Delaying Social Security Helps All Couples but High-income Couples More
The longer a husband delays his Social Security retirement benefits, the larger the check his wife will get when he dies. And odds are that he’ll die first, so that decision to delay will leave her with more income every month into her 80s or even 90s.
This fairly common marriage arrangement – a husband who earns more than a younger working wife – is the focus of new research analyzing how much these couples receive in total Social Security benefits under the program’s rules. This hinges not only on how long a husband waits to sign up for his benefits, which increases his monthly check, but also on how long he will live and collect them.
The disparity in lifespans is crucial to the amounts that retired workers are receiving in this study comparing more educated, higher-income Americans with less-educated, lower-earners. When high-income husbands make it to 62, they generally live several years longer than the lower earners and can potentially collect more Social Security checks during more years of retirement.
Social Security’s rules treat all couples the same and delaying benefits helps everyone. But when a high-income husband delays from 62 to 66, for example, the current value of the couple’s total future benefits will increase about 9 percent, the researchers estimate. And because of his longevity, the gains are concentrated in his monthly checks, rather than the survivor benefit a wife receives after he dies.
When husbands in lower-income couples delay to 66, the current value of their future benefits also increases but by less – about 7 percent. Since he has a shorter lifespan, more of the gain will be in his wife’s survivor benefit.
In the real world, however, lower-income husbands do not even take full advantage of the financial gains from delaying because they are very unlikely to wait until 66 to sign up for Social Security.
The implication of this research is that the larger reward to delaying claiming that goes to higher-earning workers – due to their longer lifespans – effectively erodes some of the progressivity that was built into Social Security’s formula. That formula was designed to give lower-income workers a larger percentage of their past earnings in each benefit check after they retire.
Disadvantaged men, who claim relatively early, “forgo an important gain from delaying in the form of higher survivor benefits that would accrue to their wives,” the researchers said.

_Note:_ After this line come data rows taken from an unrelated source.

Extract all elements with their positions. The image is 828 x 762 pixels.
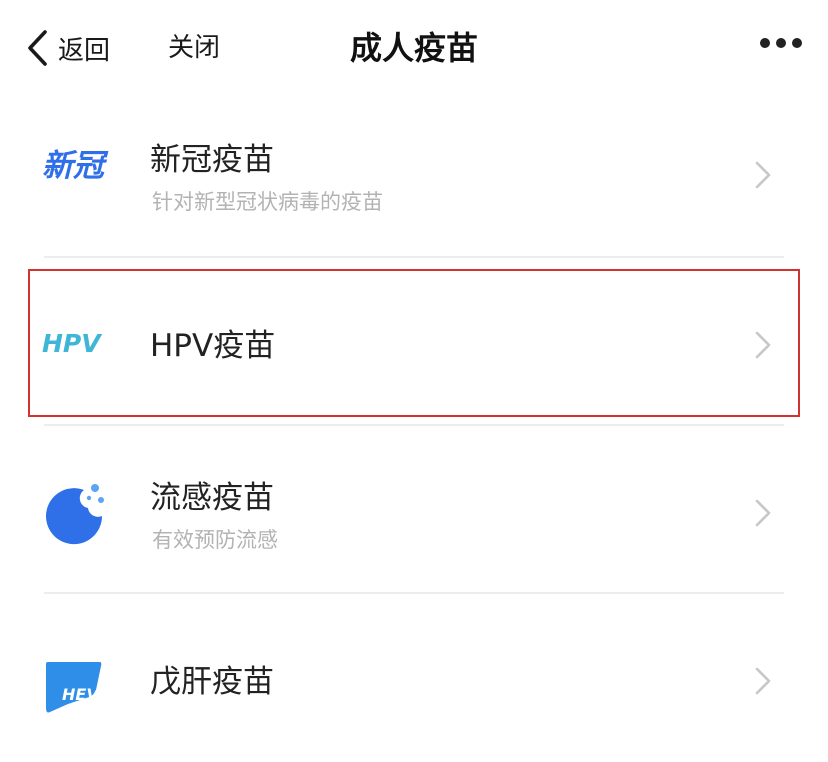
list-item-flu-vaccine[interactable]: 流感疫苗 有效预防流感 [0, 426, 828, 594]
list-item-covid-vaccine[interactable]: 新冠 新冠疫苗 针对新型冠状病毒的疫苗 [0, 90, 828, 258]
item-description: 针对新型冠状病毒的疫苗 [152, 190, 383, 214]
covid-logo-icon: 新冠 [42, 148, 109, 184]
svg-text:HPV: HPV [42, 329, 102, 358]
nav-bar: 返回 关闭 成人疫苗 [0, 0, 828, 96]
vaccine-list: 新冠 新冠疫苗 针对新型冠状病毒的疫苗 HPV HPV疫苗 流感疫苗 有效预防流… [0, 90, 828, 762]
hpv-logo-icon: HPV [42, 329, 102, 358]
chevron-right-icon [755, 667, 771, 695]
more-button[interactable] [760, 38, 802, 48]
page-title: 成人疫苗 [349, 29, 478, 67]
more-dot-icon [776, 38, 786, 48]
chevron-right-icon [755, 499, 771, 527]
svg-text:新冠: 新冠 [42, 148, 109, 184]
item-description: 有效预防流感 [152, 528, 278, 552]
item-name: 戊肝疫苗 [150, 664, 274, 700]
svg-text:HEV: HEV [62, 685, 100, 704]
chevron-right-icon [755, 161, 771, 189]
item-name: 流感疫苗 [150, 480, 274, 516]
list-item-hev-vaccine[interactable]: HEV 戊肝疫苗 [0, 594, 828, 762]
item-name: HPV疫苗 [150, 328, 276, 364]
hev-liver-icon: HEV [46, 662, 102, 713]
item-name: 新冠疫苗 [150, 142, 274, 178]
list-item-hpv-vaccine[interactable]: HPV HPV疫苗 [0, 258, 828, 426]
more-dot-icon [760, 38, 770, 48]
divider [44, 256, 784, 258]
divider [44, 424, 784, 426]
divider [44, 592, 784, 594]
flu-icon [46, 484, 104, 545]
more-dot-icon [792, 38, 802, 48]
chevron-right-icon [755, 331, 771, 359]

The decline in U.S. marriage rates also works against disadvantaged women. Since their marriage rate has fallen, many working women lack access to “the protective role of the survivor benefit” that helps widows, the researchers said.
This study required a deep dive into U.S. Social Security Administration data to understand the impact of the different incentives facing men and women that are built into the system. For example, the researchers found that married men with much younger wives claim later than husbands whose wives are roughly the same age. The logic behind his decision is that having a much younger wife is extra incentive to increase her retirement income if he dies first.
Social Security’s rules create a different incentive for wives. Wives who earn less than their husbands start the benefits they’ve earned from their own careers fairly early because it won’t have any bearing on the size of the larger survivor benefit they’ll get later. Single women tend to delay, however, because they can’t count on a survivor benefit.
But the bottom line is that the advantage of delaying Social Security goes to higher-income couples.
To read this study by Irena Dushi, Leora Friedberg, and Anthony Webb, see “Which Households Benefit from Delayed Claiming?”
The research reported herein was performed pursuant to a grant from the U.S. Social Security Administration (SSA) funded as part of the Retirement and Disability Research Consortium. The opinions and conclusions expressed are solely those of the authors and do not represent the opinions or policy of SSA or any agency of the Federal Government. Neither the United States Government nor any agency thereof, nor any of their employees, makes any warranty, express or implied, or assumes any legal liability or responsibility for the accuracy, completeness, or usefulness of the contents of this report. Reference herein to any specific commercial product, process or service by trade name, trademark, manufacturer, or otherwise does not necessarily constitute or imply endorsement, recommendation or favoring by the United States Government or any agency thereof.
A cautionary tale of what happens when you target two goals with a single policy instrument. The Delayed Retirement Credit was increased not only for reasons of fairness, but also to incent work at older ages. It is unclear how many of those who delay retirement would have done so anyway, absent the incentive. But the DRC is undoubtedly better than fair to the healthy and wealthy folk who actually delay, and that reduces the size of the pot for everyone else.
As the female breadwinner in my family of four, for decades, I took early SSA benefits after pandemic company downsizing let the over 60-aged employees go first. This was the widespread situation with women in the tech sector (especially in sales). Perhaps corporations get better benefit plans employing younger individuals (at lower pay), but thankfully all those hard years of working hard & sacrificing vacation time are paying off for me in retirement.
As claim ages diverge, adverse selection is becoming a serious problem for the Social Security system. But the answer to the question of which socioeconomic groups gain and which groups lose depends on your starting point. Relative to a baseline of everyone claiming at age 65, a mischievous actuary might argue that Black men without a high school education, a high mortality group, impose costs on the program by claiming early and cashing in before they die.